The first completed project at 23 Fettes Row, officially unveiled by the Queen Mother in 1975
Edinburgh World Heritage was established on 31st March 1999. It inherited the tradition of work undertaken by two bodies:
- Edinburgh New Town Conservation Committee: established in 1971 to tackle the economic and physical problems that threatened the Georgian New Town at that time; and
- Edinburgh Old Town Committee for Conservation and Renewal (which changed its name to Edinburgh Old Town Renewal Trust): established in 1985 with an emphasis on renovation and re-development of the Old Town appropriate to its then near-derelict and depopulated state.
At its inception, Edinburgh World Heritage was given the following Terms of Reference by its sponsors, Scottish Government (now via Historic Environment Scotland) and the City of Edinburgh Council:
- Historic Building Grants: To stimulate and co-ordinate action for the conservation and repair of historic buildings in the World Heritage Site.
- Conservation Area Issues: To promote the preservation and enhancement of the character of the Site; and to develop and maintain an Action Plan.
- Advice: To advise Scottish Ministers and the Local Authority on major policy and development issues; and to comment on other planning issues as necessary.
- Monitoring: To monitor the Site on behalf of Scottish Ministers; and to inform and advise organisations involved in the management of the City Centre.
- Projects: To initiate projects and attract funding for the preservation and enhancement of the Site.
- Promotion: To promote the World Heritage Site through education, exhibitions, conferences and examples of skill and good practice.
These have since evolved with the organisation.
Edinburgh World Heritage was originally based in 5 Charlotte Square but since 2011, the office has been in Acheson House, 5 Bakehouse Close, 146 Canongate.

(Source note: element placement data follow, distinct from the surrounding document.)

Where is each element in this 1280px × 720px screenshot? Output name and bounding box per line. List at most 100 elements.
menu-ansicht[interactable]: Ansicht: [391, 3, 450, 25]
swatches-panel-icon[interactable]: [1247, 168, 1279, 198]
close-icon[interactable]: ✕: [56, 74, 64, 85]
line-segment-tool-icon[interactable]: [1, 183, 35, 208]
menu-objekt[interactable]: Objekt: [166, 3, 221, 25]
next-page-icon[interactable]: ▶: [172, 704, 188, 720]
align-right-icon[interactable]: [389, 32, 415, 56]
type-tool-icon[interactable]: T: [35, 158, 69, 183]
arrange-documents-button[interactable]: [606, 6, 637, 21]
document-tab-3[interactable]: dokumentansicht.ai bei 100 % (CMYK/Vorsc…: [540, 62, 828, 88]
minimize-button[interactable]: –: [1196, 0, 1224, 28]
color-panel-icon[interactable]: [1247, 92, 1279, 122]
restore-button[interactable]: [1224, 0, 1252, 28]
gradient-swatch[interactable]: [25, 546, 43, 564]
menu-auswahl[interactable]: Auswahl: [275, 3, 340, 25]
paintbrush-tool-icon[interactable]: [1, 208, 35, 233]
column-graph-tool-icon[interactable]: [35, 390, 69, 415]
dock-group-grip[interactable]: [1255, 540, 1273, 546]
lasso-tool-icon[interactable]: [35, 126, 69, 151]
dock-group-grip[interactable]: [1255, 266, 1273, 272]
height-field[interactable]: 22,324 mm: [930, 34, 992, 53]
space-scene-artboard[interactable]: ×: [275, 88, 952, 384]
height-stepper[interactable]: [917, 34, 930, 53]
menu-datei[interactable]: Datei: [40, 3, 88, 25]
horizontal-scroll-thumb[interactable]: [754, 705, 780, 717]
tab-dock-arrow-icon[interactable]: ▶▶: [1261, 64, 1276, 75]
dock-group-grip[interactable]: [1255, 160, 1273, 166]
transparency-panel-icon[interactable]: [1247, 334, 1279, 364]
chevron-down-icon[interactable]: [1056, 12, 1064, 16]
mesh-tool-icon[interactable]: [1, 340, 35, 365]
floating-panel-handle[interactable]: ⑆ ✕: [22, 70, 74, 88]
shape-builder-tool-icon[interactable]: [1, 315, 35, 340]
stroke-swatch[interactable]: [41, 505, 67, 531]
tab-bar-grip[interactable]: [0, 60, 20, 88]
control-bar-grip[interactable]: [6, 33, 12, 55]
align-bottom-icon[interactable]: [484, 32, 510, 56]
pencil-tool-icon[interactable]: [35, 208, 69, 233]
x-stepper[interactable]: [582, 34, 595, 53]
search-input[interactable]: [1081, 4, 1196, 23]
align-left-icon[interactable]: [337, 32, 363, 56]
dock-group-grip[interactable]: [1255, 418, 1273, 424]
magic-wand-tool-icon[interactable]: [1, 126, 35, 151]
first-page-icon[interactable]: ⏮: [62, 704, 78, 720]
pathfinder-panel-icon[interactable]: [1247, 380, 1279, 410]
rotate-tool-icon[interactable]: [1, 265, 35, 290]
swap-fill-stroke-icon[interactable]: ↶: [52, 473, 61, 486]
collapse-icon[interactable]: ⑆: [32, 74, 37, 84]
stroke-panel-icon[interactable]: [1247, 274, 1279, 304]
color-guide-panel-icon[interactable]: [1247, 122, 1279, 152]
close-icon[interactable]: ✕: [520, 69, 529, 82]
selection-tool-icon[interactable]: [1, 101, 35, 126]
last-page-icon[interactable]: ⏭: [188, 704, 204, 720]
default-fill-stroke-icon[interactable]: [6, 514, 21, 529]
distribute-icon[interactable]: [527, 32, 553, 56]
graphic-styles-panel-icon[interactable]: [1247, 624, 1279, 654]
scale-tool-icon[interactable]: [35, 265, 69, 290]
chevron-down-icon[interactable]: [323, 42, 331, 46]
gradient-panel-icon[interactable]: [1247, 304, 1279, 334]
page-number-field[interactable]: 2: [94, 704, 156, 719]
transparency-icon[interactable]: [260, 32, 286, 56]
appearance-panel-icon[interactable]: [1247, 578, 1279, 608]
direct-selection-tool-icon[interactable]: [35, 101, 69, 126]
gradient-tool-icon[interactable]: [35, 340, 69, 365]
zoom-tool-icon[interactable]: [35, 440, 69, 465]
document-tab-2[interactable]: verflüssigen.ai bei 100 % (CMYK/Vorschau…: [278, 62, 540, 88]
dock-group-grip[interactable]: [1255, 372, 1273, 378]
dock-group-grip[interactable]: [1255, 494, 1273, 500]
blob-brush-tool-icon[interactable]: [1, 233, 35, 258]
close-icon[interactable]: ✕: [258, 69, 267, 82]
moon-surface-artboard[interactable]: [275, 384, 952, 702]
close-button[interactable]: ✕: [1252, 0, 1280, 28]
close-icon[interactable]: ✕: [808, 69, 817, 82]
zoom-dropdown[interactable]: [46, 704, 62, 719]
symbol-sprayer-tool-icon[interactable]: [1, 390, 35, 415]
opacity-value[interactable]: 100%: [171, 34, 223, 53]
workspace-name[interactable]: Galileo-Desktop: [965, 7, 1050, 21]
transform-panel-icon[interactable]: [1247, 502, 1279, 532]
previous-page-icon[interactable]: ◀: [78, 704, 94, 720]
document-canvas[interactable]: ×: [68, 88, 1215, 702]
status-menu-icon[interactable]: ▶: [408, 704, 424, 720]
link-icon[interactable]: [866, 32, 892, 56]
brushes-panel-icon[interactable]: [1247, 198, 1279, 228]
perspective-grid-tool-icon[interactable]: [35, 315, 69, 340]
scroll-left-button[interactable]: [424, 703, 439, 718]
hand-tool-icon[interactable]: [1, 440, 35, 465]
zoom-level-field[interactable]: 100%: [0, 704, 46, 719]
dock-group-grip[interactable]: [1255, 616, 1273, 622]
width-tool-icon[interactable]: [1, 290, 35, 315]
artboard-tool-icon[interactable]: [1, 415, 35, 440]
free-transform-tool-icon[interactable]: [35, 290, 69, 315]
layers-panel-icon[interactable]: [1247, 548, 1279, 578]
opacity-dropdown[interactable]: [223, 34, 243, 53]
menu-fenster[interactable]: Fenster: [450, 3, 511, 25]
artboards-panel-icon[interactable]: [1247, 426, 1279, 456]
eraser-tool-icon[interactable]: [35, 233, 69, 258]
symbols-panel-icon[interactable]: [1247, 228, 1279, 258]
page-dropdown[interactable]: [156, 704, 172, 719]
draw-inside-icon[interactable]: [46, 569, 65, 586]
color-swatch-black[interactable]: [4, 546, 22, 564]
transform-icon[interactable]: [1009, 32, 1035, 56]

The first office of Edinburgh World Heritage was in Charlotte Square, before the move to Acheson House.
Saving the New Town
We can still enjoy the New Town today because of the efforts of an army of volunteers.
Sir Robert Matthew
By the 1960s, parts of the New Town were in very bad condition and there was a clear risk that many historic buildings could be demolished. Ironically, it was the modernist architect Sir Robert Matthew who led efforts to save them, using his influence as a government adviser to raise the issue.
An army of architects, surveyors and students organised by the Edinburgh Architectural Association took to the streets to assess the scale of the repairs needed. The results of their hard work were then discussed at a major conference held at the Assembly Rooms in 1970, and the outcome was that the government and the city council decided to act. The Edinburgh New Town Conservation Committee was formed, to offer grants to help home owners with the cost of repairs.
The first completed project was at 23 Fettes Row, and was officially unveiled by the Queen Mother in 1975. Today, the brown plaques which mark the buildings repaired can still be seen throughout the New Town.
Fettes Row before
Fettes Row after
Queen Mother, 1975
Restoring the Old Town
The situation in the Old Town, in comparison to the New Town, was much more complex and required a different approach for its rehabilitation.
In 1985, the Edinburgh Old Town Committee for Conservation and Renewal, later to be called the Edinburgh Old Town Renewal Trust, was established to “promote, co-ordinate and publicise action for the conservation and economic and social revival of the Old town of Edinburgh”. There was greater emphasis on the need to stimulate social and economic regeneration.